A Night to Remember
Year: | 1958 |
Director: | Roy Ward Baker |
The producers likewise researched the real personalities thoroughly and presented the incidents of that night according to eyewitness accounts (it makes you wonder how much James Cameron relied on this film when he made his version over 80 years after the event). You can't help wondering if it helps you know the characters such as White, Ismay, Andrews and Astor having seen the newer version, or if the baggage from it colours your view of them, but it definitely helps you identify them. It even had some of the same lines as Cameron's 1997 magnum opus, apparently immortalised into the history books.

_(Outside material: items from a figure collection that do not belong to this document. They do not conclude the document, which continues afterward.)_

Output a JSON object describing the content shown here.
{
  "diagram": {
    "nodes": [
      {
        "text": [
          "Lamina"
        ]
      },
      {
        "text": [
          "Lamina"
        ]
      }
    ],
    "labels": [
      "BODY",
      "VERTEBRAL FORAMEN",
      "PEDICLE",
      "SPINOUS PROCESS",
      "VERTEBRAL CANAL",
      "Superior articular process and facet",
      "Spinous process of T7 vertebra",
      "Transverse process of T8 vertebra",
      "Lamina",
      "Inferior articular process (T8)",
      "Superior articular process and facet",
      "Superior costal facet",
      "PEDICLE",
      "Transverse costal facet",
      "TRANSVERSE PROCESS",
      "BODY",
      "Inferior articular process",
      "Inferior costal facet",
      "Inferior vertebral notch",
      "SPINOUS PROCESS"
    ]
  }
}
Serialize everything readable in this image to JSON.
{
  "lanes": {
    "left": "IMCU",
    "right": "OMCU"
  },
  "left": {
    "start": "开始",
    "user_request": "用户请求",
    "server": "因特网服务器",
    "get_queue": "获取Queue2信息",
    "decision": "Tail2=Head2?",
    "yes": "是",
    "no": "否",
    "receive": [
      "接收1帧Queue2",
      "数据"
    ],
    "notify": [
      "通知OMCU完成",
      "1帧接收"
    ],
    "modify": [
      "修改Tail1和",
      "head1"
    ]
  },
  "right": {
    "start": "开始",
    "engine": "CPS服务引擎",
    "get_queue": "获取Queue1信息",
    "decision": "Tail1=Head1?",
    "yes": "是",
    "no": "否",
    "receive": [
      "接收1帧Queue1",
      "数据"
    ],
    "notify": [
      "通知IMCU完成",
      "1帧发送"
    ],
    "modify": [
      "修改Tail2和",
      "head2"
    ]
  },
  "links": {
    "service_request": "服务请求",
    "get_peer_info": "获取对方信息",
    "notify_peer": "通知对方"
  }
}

One aspect that was notably absent from Titanic was the fact that there was actually a lot of sea traffic in the area that night, including a ship that actually saw their distress flares in the distance. The aspect I found the most effective about Titanic was the feeling of the ship being stranded and going down in the middle of nowhere, without another living soul for thousands of miles around to help them. It was made terrifying evident by the long shot from miles above the ship in the middle of the dark, its flare pathetically tiny sparks on the endless ocean. Turns out it was untrue, but fact is stranger than fiction.
It essentially told the same story with similar points of view, but without the three hour romantic backdrop set-up Titanic had. It told it just as effectively, with just as much fear and emotion, and for 1958, quite good effects. It should be essential viewing for a more documentary viewpoint than Cameron offered.